Maar verbazing is er ook. In overvloed. Bijvoorbeeld bij het beeld van de Helihavenlaan uit de jaren 1960, een Brusselse avenue waaraan de vandaag veelbesproken – omwille van de museale plannen en de inmenging van het Franse Pompidou – Citroën garage huist. Indertijd landden daar dus effectief helikopters! Ook verbazing over de Sabena Air Terminus, vlak voor het centraal station: een hallucinant beeld uit 1965 waaruit blijkt dat vlak voor het station destijds een enorme put met verschillende plateau’s was ingericht met parkings, tankstations, horeca en tal van andere bedrijvigheid.
Vandaag is dat een (gelukkig maar) autoluwe plek die gedomineerd wordt door een poeplelijk hotel dat Horta’s CS tracht te echoën. Ook het project Bruxelles Télésiège/ Stoeltjeslift Brussel verblijdt en verbaast: in verschillende postkaarten doorheen de tentoonstelling zien we een open téléférique over bekende plekken in de stad zweven, een utopisch en humoristisch voorstel van Project Citybranding als alternatief voor deze zo door koning auto gepeste grootstad.
En dan is er de weemoed. Omwille van de vele wijken die vernield werden teneinde de Noord-Zuid (trein)verbinding te realiseren in de jaren 1950 (enter bovendien de ergernis), omwille van de vergane, kleurige vrolijkheid van Expo ’58, of omwille van de verdwenen bruisende activiteiten rond het Brouckèreplein en de Anspachlaan (die levendige neonreclames uit de jaren 1950!). De weemoed en nostalgie wordt gelukkig getemperd met monter stemmende taferelen van het hedendaagse Brussel: skaters in de straten, een Afrikaanse vrouw voor het Beursgebouw die haar inkopen van supermarkt Delhaize op het hoofd draagt. Ook vandaag biedt deze stad dus veel mooie beelden!
Helaas hangt alles eigenlijk gewoon maar aan de muur in ‘Brussel is een Plaizier’. De scenografie van de tentoonstelling mocht voor mij dus best wat avontuurlijker. Curator Iwan Strauven en zijn team kozen ervoor deze welgeteld 700 postkaarten te etaleren in eenvoudige kartonnen kadertjes met een glasplaatje ervoor (een systeem dat teruggaat op een kadertje dat ze in Frankrijk op een rommelmarkt vonden, zo lezen we aan het eind van de tentoonstellingsroute). Deze in Bozar netjes uitgestalde berg van postkaarten wordt alleen her en der verlucht met een groter beeld alsook met Plaiziers kalenders, andere uitgaves en archiefmateriaal in vitrines.

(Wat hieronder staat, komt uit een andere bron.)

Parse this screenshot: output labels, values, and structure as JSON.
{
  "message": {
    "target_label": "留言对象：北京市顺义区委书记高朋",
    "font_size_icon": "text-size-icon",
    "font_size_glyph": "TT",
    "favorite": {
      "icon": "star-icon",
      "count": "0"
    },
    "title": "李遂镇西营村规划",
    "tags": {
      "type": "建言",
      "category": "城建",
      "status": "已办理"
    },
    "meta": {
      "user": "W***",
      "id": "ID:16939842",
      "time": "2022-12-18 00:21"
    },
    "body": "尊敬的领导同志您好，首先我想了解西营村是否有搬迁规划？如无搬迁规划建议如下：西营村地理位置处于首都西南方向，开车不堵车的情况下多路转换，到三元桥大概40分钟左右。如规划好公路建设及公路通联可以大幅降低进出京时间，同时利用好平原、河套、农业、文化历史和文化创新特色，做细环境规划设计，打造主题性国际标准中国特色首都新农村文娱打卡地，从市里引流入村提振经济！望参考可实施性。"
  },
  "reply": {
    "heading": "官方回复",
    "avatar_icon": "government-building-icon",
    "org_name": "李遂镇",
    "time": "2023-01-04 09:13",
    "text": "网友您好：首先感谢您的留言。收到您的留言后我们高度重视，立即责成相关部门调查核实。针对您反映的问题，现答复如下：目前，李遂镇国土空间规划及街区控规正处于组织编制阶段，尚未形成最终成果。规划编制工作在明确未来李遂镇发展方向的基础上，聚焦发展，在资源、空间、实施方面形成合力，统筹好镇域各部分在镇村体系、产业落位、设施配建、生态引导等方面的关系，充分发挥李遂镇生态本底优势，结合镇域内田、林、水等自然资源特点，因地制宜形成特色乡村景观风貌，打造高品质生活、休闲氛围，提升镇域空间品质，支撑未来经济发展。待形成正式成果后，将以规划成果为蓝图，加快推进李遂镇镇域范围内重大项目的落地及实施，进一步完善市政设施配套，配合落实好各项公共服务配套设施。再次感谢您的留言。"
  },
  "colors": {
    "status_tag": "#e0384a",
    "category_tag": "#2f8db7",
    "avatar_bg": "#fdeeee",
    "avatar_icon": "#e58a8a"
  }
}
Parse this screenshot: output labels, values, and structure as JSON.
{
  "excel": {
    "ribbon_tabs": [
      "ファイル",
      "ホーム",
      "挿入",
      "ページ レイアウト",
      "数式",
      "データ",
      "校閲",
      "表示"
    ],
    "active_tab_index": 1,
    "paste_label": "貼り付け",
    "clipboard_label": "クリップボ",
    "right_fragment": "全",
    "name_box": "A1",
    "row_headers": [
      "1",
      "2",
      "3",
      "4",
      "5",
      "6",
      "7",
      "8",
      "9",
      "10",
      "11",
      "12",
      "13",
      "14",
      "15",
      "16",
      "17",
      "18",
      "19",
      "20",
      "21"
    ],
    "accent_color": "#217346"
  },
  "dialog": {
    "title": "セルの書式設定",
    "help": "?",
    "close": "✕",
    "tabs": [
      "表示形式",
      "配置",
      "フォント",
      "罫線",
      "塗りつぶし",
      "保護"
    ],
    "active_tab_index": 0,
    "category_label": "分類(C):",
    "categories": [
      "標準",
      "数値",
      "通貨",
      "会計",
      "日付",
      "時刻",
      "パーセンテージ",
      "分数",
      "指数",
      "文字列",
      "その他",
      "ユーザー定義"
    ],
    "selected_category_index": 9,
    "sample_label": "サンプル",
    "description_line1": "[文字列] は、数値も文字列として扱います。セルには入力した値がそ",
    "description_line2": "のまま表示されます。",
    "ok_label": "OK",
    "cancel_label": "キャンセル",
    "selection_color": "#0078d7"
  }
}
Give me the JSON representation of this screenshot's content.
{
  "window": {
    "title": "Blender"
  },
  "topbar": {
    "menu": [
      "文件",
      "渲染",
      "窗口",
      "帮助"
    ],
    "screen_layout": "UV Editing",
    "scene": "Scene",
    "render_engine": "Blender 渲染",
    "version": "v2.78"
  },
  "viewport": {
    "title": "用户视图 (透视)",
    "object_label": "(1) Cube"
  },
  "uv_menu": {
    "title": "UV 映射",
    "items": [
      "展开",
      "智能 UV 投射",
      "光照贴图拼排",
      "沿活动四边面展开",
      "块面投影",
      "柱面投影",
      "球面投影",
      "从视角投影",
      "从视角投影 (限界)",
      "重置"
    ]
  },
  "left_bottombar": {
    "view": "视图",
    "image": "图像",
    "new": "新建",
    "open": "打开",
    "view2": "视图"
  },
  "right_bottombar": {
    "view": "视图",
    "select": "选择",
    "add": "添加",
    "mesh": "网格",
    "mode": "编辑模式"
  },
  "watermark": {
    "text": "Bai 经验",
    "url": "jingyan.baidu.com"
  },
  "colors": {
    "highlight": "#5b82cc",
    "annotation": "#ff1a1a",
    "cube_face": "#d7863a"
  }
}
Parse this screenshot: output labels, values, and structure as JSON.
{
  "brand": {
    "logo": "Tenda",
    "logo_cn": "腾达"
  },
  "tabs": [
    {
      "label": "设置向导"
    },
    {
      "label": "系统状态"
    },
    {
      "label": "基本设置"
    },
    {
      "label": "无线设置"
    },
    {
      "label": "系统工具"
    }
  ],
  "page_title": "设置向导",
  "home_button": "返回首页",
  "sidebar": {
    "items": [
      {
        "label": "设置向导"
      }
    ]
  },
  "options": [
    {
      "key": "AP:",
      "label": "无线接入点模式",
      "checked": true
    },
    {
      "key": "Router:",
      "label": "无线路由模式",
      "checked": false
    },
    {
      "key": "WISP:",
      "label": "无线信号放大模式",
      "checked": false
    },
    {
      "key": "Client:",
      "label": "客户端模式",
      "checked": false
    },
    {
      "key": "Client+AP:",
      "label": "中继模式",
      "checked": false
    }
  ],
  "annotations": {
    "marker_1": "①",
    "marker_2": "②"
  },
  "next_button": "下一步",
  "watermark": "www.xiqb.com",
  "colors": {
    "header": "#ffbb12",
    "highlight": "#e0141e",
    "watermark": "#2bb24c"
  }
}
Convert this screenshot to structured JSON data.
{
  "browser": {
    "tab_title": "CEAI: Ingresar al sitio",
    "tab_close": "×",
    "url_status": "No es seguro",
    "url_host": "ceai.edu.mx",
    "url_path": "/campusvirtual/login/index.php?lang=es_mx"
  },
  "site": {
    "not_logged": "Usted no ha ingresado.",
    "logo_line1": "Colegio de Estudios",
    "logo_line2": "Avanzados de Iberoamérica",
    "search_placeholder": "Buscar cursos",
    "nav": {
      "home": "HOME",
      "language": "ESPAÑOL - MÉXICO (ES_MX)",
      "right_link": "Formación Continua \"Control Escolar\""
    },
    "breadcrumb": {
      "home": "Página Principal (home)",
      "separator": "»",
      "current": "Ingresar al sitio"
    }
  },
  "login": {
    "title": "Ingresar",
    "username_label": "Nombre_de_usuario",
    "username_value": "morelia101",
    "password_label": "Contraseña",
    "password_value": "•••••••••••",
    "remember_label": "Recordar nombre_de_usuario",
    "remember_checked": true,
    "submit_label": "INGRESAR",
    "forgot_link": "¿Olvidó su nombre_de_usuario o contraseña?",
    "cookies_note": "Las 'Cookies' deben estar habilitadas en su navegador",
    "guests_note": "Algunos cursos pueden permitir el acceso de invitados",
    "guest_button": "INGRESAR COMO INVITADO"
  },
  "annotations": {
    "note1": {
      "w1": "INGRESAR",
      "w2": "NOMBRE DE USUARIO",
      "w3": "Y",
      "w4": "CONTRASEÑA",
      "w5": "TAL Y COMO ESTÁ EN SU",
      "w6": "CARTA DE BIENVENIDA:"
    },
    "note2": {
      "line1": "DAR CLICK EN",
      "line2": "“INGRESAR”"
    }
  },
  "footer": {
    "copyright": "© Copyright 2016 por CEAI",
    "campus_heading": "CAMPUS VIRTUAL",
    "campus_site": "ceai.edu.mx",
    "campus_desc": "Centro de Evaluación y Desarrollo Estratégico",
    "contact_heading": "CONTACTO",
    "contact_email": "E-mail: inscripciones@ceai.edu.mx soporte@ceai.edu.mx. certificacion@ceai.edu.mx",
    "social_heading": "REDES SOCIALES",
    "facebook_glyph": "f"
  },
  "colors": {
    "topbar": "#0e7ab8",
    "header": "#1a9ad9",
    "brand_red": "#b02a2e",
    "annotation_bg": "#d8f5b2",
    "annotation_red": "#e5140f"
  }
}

Maar wat zou het? Gewoon focussen. Dit parcours biedt immers een verrijkende duik in wat deze stad was en is. Bovendien zijn de beelden vaak niet van de hand van de minste fotografen: Bastin & Evrard, Johan Jacobs, Willy Kessels, Ivan Put, Marie-Françoise Plissart. Zeker geen sterren van internationaal niveau, maar wel uitzonderlijk getalenteerd, precies in hun werk en uitpakkend met overtuigend materiaal. Ook zij zijn belangrijke bouwheren en -dame van het Brusselse collectieve visuele geheugen.
Brussels? It’s like living in a hell hole!”? Nee, mister president: Brussel is een Plaizier!